Jeder kennt die Einstellung des Likud zu diesem Thema und der Premierminister ist gleichzeitig Parteichef. Offensichtlich geht es hier um eine heikle Frage, und alle Entscheidungen müssen nach den Empfehlungen des Premierministers getroffen werden, der alle Parameter kennt, um gerecht und im geeigneten Moment zu handeln. Darüber hinaus steht absolut fest, dass es nicht der israelischen Regierung obliegt, einem Juden zu verbieten, sich dort in Israel nieder zu lassen, wo er es wünscht. Übrigens wurde das Einfrieren der Bautätigkeit als solches am 2. August 1996 aufgehoben. Ich bin gegenwärtig nicht in der Lage, Ihnen zu sagen, wieviele Juden sich in den kommenden Jahren in Judäa-Samaria etablieren werden. Übrigens könnten alle unsere Voraussagen bezüglich der Entwicklung im Baubereich völlig zunichte gemacht werden, sollte sich eine neue Immigrantenwelle vor den Toren Israels einfinden. Wir müssten dann eine Lösung finden und massiv bauen, wie bereits am Anfang der 90er Jahre.


Beinahe überall in Jerusalem stellt man fest, dass die Araber straflos und ohne Genehmigung bauen. Wollen Sie etwas unternehmen, um dieser Situation ein Ende zu setzen ?

Selbstverständlich muss sich jeder Bewohner den Gesetzen unterwerfen und es wird alles Ungesetzliche bekämpft. Dennoch muss ich die Bedeutung dieser "Delikte" berücksichtigen, und ich denke nicht, dass es zweckmässig ist, den ganzen Mittleren Osten wegen der ungesetzlichen Erweiterung einer Moschee oder eines Familienhauses "in Schutt und Asche" zu legen.

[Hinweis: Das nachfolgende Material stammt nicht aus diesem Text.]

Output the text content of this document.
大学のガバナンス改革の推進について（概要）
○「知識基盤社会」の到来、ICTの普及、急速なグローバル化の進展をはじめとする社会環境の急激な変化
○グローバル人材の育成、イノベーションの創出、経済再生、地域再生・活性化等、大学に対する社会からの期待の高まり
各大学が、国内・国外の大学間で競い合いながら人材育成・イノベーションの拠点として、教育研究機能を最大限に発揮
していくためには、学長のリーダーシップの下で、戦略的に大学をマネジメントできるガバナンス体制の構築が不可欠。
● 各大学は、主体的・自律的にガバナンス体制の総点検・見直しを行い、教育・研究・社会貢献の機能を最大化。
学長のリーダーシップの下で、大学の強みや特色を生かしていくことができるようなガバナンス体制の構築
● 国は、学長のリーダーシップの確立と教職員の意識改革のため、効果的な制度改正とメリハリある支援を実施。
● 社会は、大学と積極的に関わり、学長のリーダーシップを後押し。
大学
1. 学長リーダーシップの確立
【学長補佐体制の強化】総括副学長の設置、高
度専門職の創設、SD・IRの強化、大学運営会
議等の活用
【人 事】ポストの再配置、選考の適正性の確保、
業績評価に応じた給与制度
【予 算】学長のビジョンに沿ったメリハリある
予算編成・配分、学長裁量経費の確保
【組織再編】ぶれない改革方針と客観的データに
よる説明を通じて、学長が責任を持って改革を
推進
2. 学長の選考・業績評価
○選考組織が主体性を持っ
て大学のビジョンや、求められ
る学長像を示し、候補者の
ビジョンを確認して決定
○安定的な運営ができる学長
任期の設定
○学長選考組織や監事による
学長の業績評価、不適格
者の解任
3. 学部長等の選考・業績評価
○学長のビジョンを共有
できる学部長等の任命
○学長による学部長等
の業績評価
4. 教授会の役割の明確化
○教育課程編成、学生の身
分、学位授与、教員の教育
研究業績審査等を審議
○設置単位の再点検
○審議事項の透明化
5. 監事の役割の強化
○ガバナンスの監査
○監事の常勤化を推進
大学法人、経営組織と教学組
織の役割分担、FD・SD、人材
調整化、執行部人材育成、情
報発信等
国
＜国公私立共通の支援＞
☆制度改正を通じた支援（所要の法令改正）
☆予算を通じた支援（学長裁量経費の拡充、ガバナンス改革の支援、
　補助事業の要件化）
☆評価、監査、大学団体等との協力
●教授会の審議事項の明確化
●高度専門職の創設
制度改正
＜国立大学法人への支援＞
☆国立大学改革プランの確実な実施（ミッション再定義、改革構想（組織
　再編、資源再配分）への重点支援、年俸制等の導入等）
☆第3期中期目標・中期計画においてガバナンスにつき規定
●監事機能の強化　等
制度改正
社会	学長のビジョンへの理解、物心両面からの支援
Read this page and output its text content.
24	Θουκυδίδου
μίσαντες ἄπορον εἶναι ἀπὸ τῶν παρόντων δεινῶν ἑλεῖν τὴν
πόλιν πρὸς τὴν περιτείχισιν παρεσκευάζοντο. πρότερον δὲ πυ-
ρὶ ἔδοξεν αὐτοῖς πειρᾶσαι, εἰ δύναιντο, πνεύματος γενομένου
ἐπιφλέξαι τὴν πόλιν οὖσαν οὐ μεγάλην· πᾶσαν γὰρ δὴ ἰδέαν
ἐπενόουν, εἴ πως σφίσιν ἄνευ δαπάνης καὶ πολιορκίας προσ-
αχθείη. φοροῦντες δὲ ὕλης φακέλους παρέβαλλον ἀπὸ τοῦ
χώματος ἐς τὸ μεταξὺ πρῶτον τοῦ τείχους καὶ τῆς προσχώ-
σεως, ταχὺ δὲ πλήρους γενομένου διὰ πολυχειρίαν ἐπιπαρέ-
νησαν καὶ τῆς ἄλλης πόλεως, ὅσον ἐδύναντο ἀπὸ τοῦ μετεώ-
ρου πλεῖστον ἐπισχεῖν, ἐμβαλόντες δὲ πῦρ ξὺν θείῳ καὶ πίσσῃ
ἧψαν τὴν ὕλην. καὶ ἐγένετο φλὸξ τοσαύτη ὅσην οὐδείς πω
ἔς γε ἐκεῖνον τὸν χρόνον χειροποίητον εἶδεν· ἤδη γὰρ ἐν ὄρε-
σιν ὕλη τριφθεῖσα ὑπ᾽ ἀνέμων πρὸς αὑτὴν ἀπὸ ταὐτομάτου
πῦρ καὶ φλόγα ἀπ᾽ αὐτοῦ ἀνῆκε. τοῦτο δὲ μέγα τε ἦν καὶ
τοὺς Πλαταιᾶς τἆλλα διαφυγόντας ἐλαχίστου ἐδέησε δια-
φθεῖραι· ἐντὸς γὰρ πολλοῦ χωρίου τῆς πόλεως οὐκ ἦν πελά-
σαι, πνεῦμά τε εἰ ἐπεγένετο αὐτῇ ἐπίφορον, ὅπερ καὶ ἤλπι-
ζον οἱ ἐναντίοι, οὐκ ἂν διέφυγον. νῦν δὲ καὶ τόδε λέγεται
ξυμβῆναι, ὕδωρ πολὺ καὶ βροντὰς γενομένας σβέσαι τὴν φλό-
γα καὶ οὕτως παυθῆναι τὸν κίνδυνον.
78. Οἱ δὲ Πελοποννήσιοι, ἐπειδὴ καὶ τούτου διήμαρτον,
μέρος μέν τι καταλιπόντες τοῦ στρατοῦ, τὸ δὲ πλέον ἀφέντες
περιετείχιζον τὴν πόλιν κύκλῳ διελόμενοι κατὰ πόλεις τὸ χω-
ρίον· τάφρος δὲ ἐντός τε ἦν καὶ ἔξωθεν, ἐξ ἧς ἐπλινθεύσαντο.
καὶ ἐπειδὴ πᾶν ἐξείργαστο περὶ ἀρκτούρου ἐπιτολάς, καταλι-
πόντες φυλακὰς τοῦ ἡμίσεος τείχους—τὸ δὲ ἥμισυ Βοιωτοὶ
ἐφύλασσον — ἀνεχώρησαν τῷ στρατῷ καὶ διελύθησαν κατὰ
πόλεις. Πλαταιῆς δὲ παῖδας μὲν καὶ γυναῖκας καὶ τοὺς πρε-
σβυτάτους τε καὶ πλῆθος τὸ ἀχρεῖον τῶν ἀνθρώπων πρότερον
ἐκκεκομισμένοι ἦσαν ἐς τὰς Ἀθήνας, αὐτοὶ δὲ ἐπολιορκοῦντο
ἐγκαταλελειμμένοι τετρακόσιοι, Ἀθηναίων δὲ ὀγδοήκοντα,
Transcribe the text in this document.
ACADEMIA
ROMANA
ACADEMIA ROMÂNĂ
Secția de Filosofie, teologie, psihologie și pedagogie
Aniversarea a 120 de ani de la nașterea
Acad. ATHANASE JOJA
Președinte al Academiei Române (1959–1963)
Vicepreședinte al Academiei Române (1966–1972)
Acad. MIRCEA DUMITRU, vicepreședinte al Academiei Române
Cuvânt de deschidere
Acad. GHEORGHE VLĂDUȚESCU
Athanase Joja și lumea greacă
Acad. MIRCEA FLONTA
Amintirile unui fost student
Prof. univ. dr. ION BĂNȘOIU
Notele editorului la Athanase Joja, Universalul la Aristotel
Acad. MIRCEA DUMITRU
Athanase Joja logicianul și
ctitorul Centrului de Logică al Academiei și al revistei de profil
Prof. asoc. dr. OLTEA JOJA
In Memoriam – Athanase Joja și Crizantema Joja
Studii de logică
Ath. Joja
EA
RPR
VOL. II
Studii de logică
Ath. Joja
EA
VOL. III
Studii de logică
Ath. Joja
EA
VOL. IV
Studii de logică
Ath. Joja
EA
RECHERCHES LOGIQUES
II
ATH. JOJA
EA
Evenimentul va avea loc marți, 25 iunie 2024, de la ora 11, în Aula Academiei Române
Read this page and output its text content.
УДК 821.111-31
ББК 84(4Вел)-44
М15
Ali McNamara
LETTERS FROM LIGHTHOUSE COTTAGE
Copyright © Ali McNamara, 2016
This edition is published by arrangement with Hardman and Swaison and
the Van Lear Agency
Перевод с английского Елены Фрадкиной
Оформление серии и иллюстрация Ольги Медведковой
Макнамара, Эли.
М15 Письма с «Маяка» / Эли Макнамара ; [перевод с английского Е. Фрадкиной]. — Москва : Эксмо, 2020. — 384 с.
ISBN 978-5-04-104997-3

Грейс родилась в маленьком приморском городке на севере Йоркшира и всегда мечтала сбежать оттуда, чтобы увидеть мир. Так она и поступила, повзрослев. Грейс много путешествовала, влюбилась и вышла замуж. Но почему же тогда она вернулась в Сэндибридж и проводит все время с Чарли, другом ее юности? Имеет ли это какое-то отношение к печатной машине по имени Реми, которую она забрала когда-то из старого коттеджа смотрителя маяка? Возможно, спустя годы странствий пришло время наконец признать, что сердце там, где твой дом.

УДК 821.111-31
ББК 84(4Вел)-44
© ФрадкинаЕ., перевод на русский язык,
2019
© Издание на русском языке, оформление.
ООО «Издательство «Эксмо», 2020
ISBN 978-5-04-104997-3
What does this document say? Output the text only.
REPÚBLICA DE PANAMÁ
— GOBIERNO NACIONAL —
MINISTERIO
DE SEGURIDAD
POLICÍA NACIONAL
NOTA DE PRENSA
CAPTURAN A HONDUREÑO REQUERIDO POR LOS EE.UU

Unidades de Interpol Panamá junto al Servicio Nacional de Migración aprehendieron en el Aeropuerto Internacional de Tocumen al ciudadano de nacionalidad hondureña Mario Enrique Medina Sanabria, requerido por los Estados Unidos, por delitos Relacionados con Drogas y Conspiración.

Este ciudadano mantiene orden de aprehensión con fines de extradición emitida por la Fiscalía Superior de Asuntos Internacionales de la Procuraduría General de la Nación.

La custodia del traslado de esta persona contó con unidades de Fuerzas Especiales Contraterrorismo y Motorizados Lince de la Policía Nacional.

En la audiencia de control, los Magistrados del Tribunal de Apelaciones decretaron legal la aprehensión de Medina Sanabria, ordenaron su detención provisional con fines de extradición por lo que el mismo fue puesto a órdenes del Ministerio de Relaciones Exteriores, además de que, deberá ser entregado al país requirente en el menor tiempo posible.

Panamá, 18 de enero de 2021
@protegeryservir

Wir werden uns streng, jedoch realistisch zeigen.


Zum Abschluss eine persönliche Frage. Sollte eine wichtige Meinungsverschiedenheit zwischen Ihrer Partei und der Entscheidung Ihres Rabbi bestehen, wie werden Sie sich verhalten ?

Bisher hat sich diese Frage nicht gestellt; ich denke jedoch, dass diese Art von Widerspruch mit einem tadellosen Geist der Zusammenarbeit und gutem Willen aufgelöst werden kann. Als öffentliche Person muss ich in der Lage sein, die Dinge richtig beurteilen zu können und die Entscheidungen zu treffen, die mir gerecht erscheinen und zu denen ich mit all meiner Seele und meinem Gewissen stehen kann.